U.S. Rep. Dennis Ross (R-FL) recently sponsored a bill that will allow individuals to set aside money annually in tax-preferred accounts to use for natural disaster mitigation expenses.
The Disaster Savings Accounts (DSA) Act would establish a new tax-preferred savings account to either fortify residential property in preparation for an impending natural disaster or use to rebuild and cover damages.
Homeowners will be allowed to contribute up to $5,000 annually in pre-tax dollars to be used for DSA-qualified expenses, and any balance would roll over at the end of each year.
In addition to the traditional expenses associated with disaster mitigation and repair of a residence, homeowners could utilize DSA Act funds for uninsured personal casualty losses for their homes. This process will help mitigate, and even avoid altogether, insurance premium increases in instances where available DSA Act funds for smaller-value damages would allow homeowners to avoid tapping into insurance coverages for damage repairs.
“One common thread joins us all across the nation, and that is the unexpected risk posed to our families and communities by natural disasters, like we experienced last year with Hurricanes Hermine and Matthew,” Ross said. “This legislation provides critical relief to Americans in disaster-prone states, allowing them to proactively save pre-tax dollars for use toward disaster preparation and recovery expenses.”
Funds could be used for purchases like cement-fortified walls, storm shutters and generators.

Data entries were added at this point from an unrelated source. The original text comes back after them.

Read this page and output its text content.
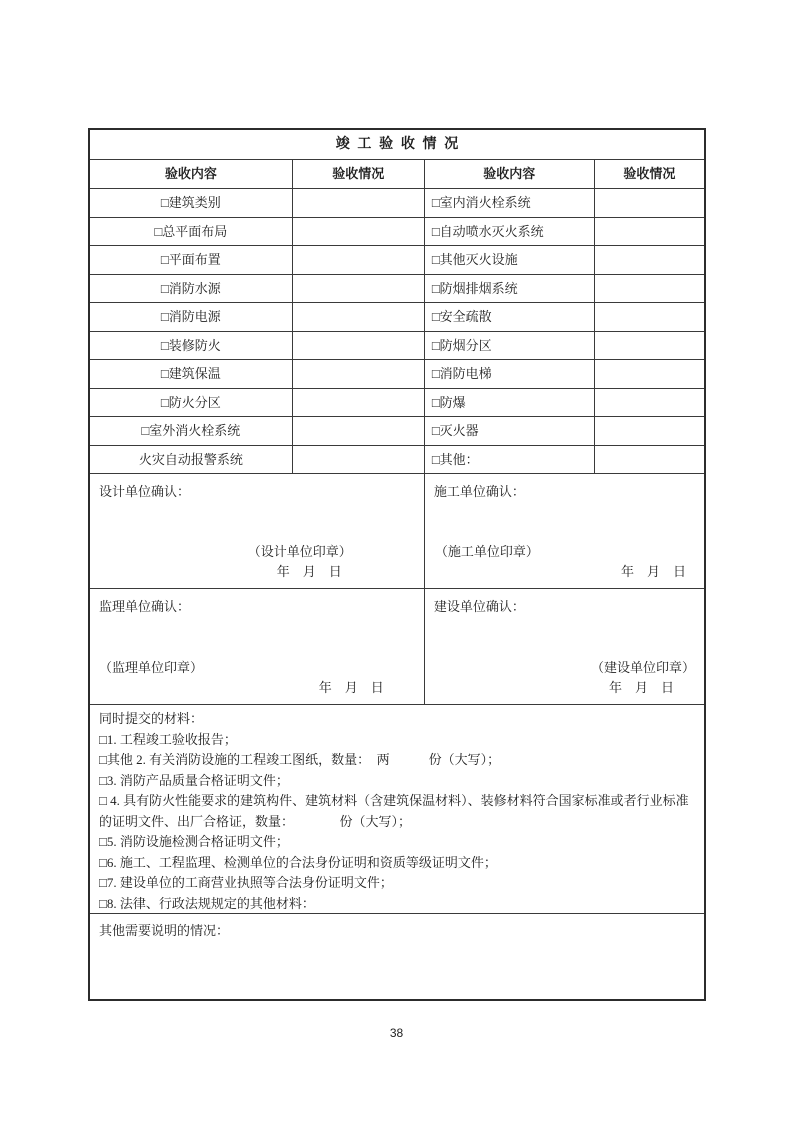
竣工验收情况
验收内容	验收情况	验收内容	验收情况
□建筑类别	□室内消火栓系统
□总平面布局	□自动喷水灭火系统
□平面布置	□其他灭火设施
□消防水源	□防烟排烟系统
□消防电源	□安全疏散
□装修防火	□防烟分区
□建筑保温	□消防电梯
□防火分区	□防爆
□室外消火栓系统	□灭火器
火灾自动报警系统	□其他：
设计单位确认：
（设计单位印章）
年　月　日
施工单位确认：
（施工单位印章）
年　月　日
监理单位确认：
（监理单位印章）
年　月　日
建设单位确认：
（建设单位印章）
年　月　日
同时提交的材料：
□1. 工程竣工验收报告；
□其他 2. 有关消防设施的工程竣工图纸，数量：　两　　　份（大写）；
□3. 消防产品质量合格证明文件；
□ 4. 具有防火性能要求的建筑构件、建筑材料（含建筑保温材料）、装修材料符合国家标准或者行业标准的证明文件、出厂合格证，数量：　　　　份（大写）；
□5. 消防设施检测合格证明文件；
□6. 施工、工程监理、检测单位的合法身份证明和资质等级证明文件；
□7. 建设单位的工商营业执照等合法身份证明文件；
□8. 法律、行政法规规定的其他材料：
其他需要说明的情况：
38
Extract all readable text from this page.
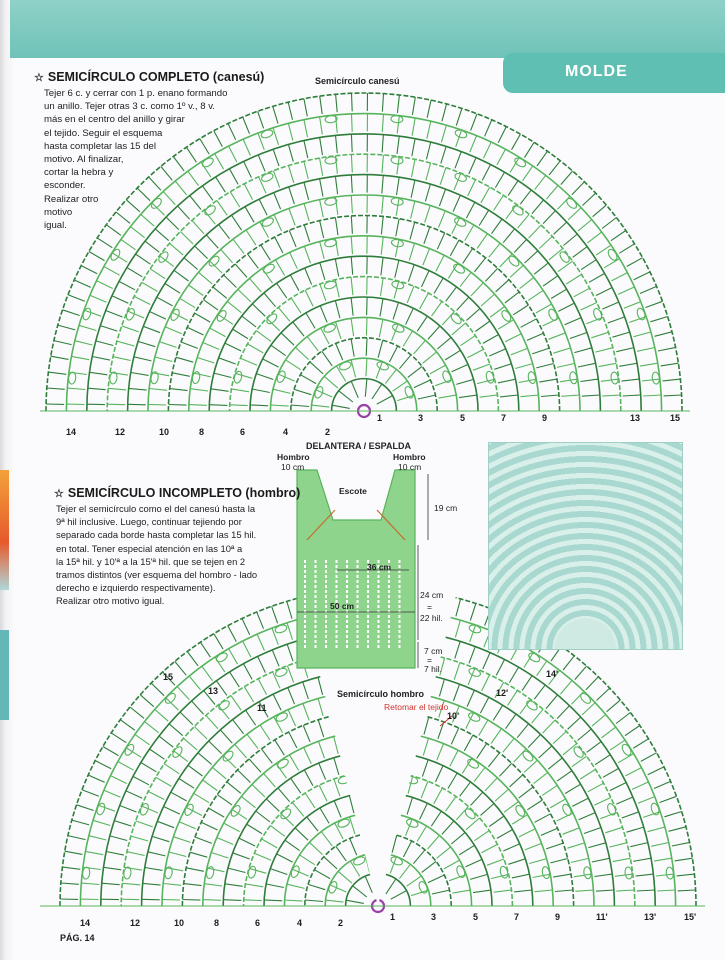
MOLDE
☆ SEMICÍRCULO COMPLETO (canesú)
Tejer 6 c. y cerrar con 1 p. enano formando
un anillo. Tejer otras 3 c. como 1º v., 8 v.
más en el centro del anillo y girar
el tejido. Seguir el esquema
hasta completar las 15 del
motivo. Al finalizar,
cortar la hebra y
esconder.
Realizar otro
motivo
igual.
Semicírculo canesú
14	12	10	8	6	4	2
1	3	5	7	9	13	15
☆ SEMICÍRCULO INCOMPLETO (hombro)
Tejer el semicírculo como el del canesú hasta la
9ª hil inclusive. Luego, continuar tejiendo por
separado cada borde hasta completar las 15 hil.
en total. Tener especial atención en las 10ª a
la 15ª hil. y 10'ª a la 15'ª hil. que se tejen en 2
tramos distintos (ver esquema del hombro - lado
derecho e izquierdo respectivamente).
Realizar otro motivo igual.
DELANTERA / ESPALDA
Hombro
10 cm
Hombro
10 cm
Escote
36 cm
50 cm
19 cm
24 cm
=
22 hil.
7 cm
=
7 hil.
Semicírculo hombro
Retomar el tejido
14	12	10	8	6	4	2
1	3	5	7	9	11'	13'	15'
15
13
11
14'
12'
10'
PÁG. 14
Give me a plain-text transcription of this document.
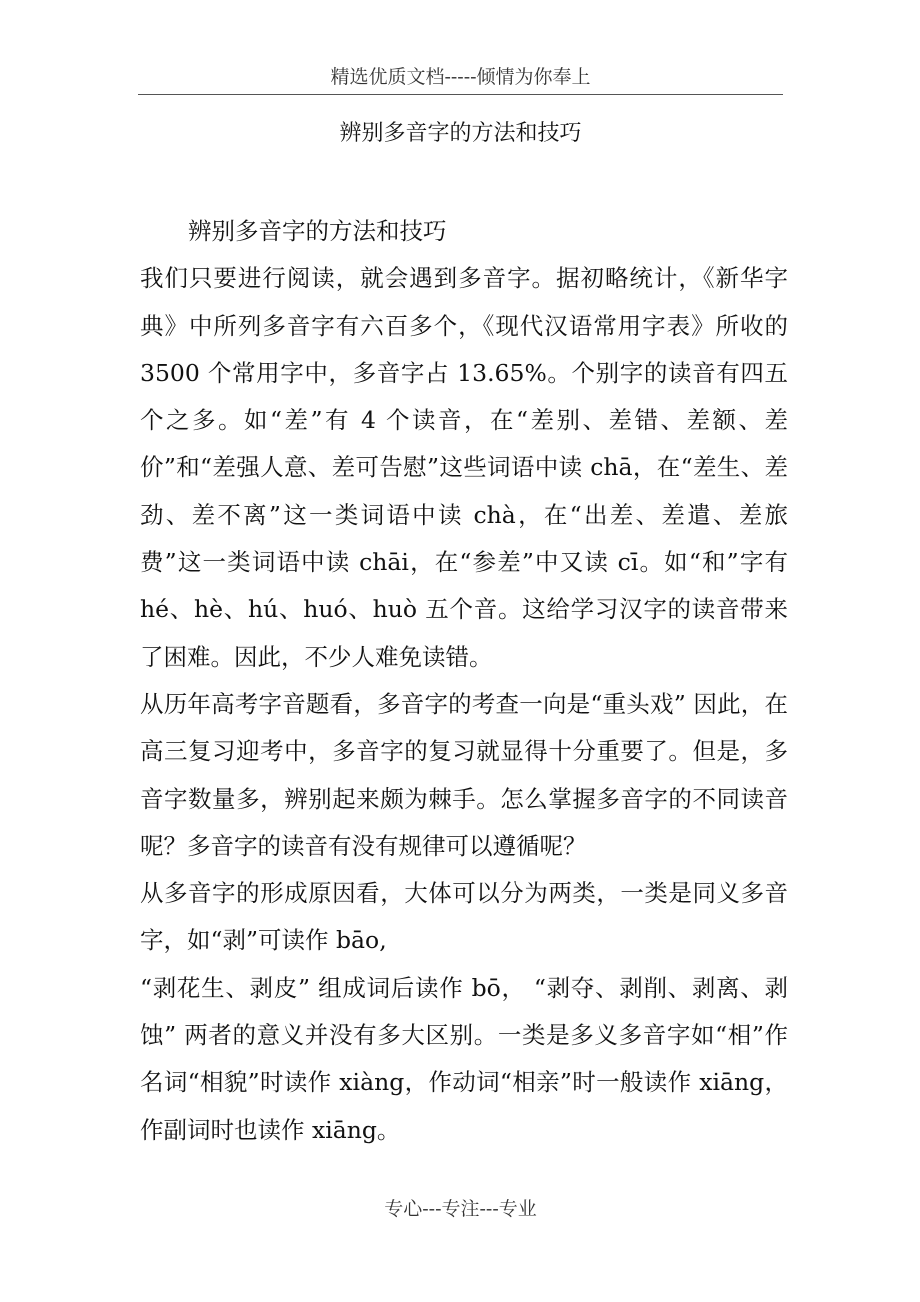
精选优质文档-----倾情为你奉上
辨别多音字的方法和技巧

辨别多音字的方法和技巧

我们只要进行阅读，就会遇到多音字。据初略统计，《新华字典》中所列多音字有六百多个，《现代汉语常用字表》所收的 3500 个常用字中，多音字占 13.65%。个别字的读音有四五个之多。如“差”有 4 个读音，在“差别、差错、差额、差价”和“差强人意、差可告慰”这些词语中读 chā，在“差生、差劲、差不离”这一类词语中读 chà，在“出差、差遣、差旅费”这一类词语中读 chāi，在“参差”中又读 cī。如“和”字有 hé、hè、hú、huó、huò 五个音。这给学习汉字的读音带来了困难。因此，不少人难免读错。

从历年高考字音题看，多音字的考查一向是“重头戏” 因此，在高三复习迎考中，多音字的复习就显得十分重要了。但是，多音字数量多，辨别起来颇为棘手。怎么掌握多音字的不同读音呢？多音字的读音有没有规律可以遵循呢？

从多音字的形成原因看，大体可以分为两类，一类是同义多音字，如“剥”可读作 bāo,

“剥花生、剥皮” 组成词后读作 bō， “剥夺、剥削、剥离、剥蚀” 两者的意义并没有多大区别。一类是多义多音字如“相”作名词“相貌”时读作 xiàng，作动词“相亲”时一般读作 xiāng，作副词时也读作 xiāng。

专心---专注---专业
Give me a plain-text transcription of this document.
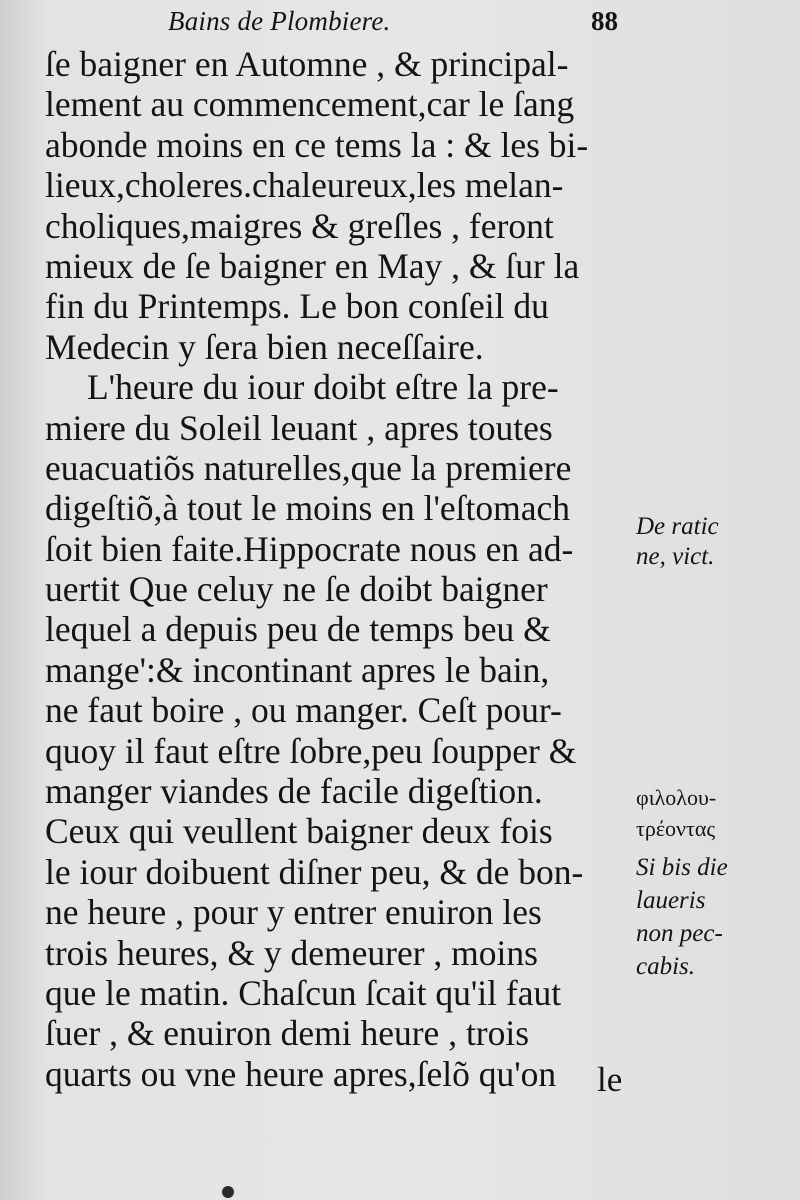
Bains de Plombiere.	88
ſe baigner en Automne , & principal-
lement au commencement,car le ſang
abonde moins en ce tems la : & les bi-
lieux,choleres.chaleureux,les melan-
choliques,maigres & greſles , feront
mieux de ſe baigner en May , & ſur la
fin du Printemps. Le bon conſeil du
Medecin y ſera bien neceſſaire.
L'heure du iour doibt eſtre la pre-
miere du Soleil leuant , apres toutes
euacuatiõs naturelles,que la premiere
digeſtiõ,à tout le moins en l'eſtomach
ſoit bien faite.Hippocrate nous en ad-
uertit Que celuy ne ſe doibt baigner
lequel a depuis peu de temps beu &
mange':& incontinant apres le bain,
ne faut boire , ou manger. Ceſt pour-
quoy il faut eſtre ſobre,peu ſoupper &
manger viandes de facile digeſtion.
Ceux qui veullent baigner deux fois
le iour doibuent diſner peu, & de bon-
ne heure , pour y entrer enuiron les
trois heures, & y demeurer , moins
que le matin. Chaſcun ſcait qu'il faut
ſuer , & enuiron demi heure , trois
quarts ou vne heure apres,ſelõ qu'on	le
De ratic
ne, vict.
φιλολου-
τρέοντας
Si bis die
laueris
non pec-
cabis.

“This type of savings will help reduce federal costs to taxpayers because every dollar spent on mitigation can save up to four dollars in future disaster recovery spending,” Ross said. “The DSA Act is a common-sense solution that will help keep families and their properties safe, as well as give Americans more control over their money.”
Examples of hazards include earthquakes, floods, hail, hurricanes, lightening, power outages, sinkholes, tornadoes, wildfires and any other natural disaster. Remaining DSA funds may roll over into the following year.
The accounts would have a 20 percent penalty tax on funds withdrawn from a DSA and used for purposes other than disaster mitigation expenses.